Sources at Conservative Central Office claim that, under election law, the clock begins ticking for election expenses the moment an MP or candidate declares they are campaigning for re-election. The cost of Mr Twigg's dinner and subsequent political activities should, according to my Tory mole, be included in his next election expenses return with the consequent risk that he will have exceeded the legal limit before the election is even called.
There is no such thing as a free lunch but the ticket prices of political dinners can fluctuate widely, indicating the relative power, popularity or influence of the guest of honour. The cheapest, at pounds 50 a ticket, is the Conservative London Region Dinner (including wine) with William Hague on 28 April at the Marriott Hotel, Grosvenor Square; pounds 125 buys dinner with Baroness Thatcher on 20 April to celebrate the 20th anniversary of her election as Prime Minister. But pounds 200 a plate is the price Stephen Twigg is charging for his champagne reception and dinner with the MP for Hartlepool. The price of New Labour can never be too high.

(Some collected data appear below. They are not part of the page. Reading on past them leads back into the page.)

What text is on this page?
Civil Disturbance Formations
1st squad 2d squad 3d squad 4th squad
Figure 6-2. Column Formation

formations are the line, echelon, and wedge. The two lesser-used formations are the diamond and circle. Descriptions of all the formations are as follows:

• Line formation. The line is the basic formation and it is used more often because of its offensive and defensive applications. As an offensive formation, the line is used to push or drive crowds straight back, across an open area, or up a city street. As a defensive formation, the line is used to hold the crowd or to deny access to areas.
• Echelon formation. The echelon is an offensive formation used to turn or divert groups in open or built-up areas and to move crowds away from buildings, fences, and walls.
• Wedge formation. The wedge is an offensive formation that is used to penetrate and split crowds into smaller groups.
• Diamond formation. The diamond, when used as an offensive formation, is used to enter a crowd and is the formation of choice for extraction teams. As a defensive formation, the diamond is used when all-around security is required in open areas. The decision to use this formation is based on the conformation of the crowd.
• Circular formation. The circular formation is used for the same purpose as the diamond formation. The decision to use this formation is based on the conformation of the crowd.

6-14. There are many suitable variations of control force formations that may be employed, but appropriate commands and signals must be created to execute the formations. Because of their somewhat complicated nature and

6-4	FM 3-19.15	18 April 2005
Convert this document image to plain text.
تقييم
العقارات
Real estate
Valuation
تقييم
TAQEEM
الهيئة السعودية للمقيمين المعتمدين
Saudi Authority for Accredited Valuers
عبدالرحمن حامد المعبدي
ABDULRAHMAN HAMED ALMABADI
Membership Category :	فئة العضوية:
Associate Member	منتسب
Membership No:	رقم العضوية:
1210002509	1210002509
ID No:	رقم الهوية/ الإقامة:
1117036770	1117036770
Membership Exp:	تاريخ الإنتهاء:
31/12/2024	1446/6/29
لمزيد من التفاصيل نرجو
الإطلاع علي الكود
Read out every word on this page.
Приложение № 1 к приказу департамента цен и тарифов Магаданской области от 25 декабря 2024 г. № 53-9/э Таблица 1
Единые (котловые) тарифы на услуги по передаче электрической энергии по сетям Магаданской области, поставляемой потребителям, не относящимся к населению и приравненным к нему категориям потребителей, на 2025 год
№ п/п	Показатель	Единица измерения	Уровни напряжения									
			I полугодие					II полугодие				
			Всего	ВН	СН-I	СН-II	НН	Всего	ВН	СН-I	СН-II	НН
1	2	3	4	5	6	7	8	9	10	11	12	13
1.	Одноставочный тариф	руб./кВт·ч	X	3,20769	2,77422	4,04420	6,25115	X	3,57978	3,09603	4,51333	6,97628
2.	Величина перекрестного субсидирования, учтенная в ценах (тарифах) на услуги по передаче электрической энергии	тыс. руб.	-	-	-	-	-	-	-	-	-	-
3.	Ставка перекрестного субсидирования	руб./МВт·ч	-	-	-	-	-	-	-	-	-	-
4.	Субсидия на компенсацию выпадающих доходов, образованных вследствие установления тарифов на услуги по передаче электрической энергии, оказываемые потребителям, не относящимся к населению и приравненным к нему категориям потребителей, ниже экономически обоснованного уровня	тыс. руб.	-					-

JAMES ARBUTHNOT, the Conservative Chief Whip, broke parliamentary convention last week by moving the writ for the Newark by-election. Making his first speech in the Commons since the general election, Mr Arbuthnot triggered a debate that resulted in the Government successfully voting down his application.
In the past it has been a well-established principle that the party currently holding a seat applies to move the writ to set in train the by- election. During Harold Wilson's time as Prime Minister, his government frequently avoided by-election trouble by leaving a vacancy unfilled for anything up to a year. A subsequent gentlemen's agreement was established that a by-election should be held within three months of a vacancy and only the party that previously held the seat should move the writ.
The Newark vacancy was declared by the High Court with effect from 19 March so Labour is perfectly within the convention provided the election is held by mid-June.
No one could fathom Mr Arbuthnot's motives since he did not have the votes in the division lobby to enforce his motion. He played a dangerous game, however, for the Tories in the future. Should a Conservative-held seat fall vacant, Labour will now be tempted to pull the same trick and move the writ to suit its own purposes. What is more, it has the majority to carry the motion. Parliamentary conventions are best maintained or breaches can return with a vengeance.
LIBERAL DEMOCRAT leadership contenders, who are not supposed to be campaigning for a vacancy that is not yet supposed to exist, are having difficulty in covering their tracks as their offices are mostly situated on the sixth floor of the office block at 7 Millbank where the walls are exceptionally thin.
While Don Foster and Nick Harvey continue to maintain outwardly friendly relationships, their aides' ears are pressed to the wall, trying to overhear the respective hushed whispers of endless streams of former Liberal Democrat press officers who are suddenly filing into each other's offices. Paddy Ashdown's injunction that there should be no campaigning for the leadership is being honoured rather more in the breach than the observance.
WITH RECENT press rows over the high-life comforts of ministers when flying abroad, Downing Street has hit on the clever wheeze of buying peace with journalists.
When the Prime Minister visits Chicago and Washington for the Nato summit later this month, lobby correspondents, broadcasters and photographers will travel Club Class in the Prime Minister's aircraft - at a cost of pounds 3,500 to their editors. In the past the press have been confined to the back of ageing RAF VC10s.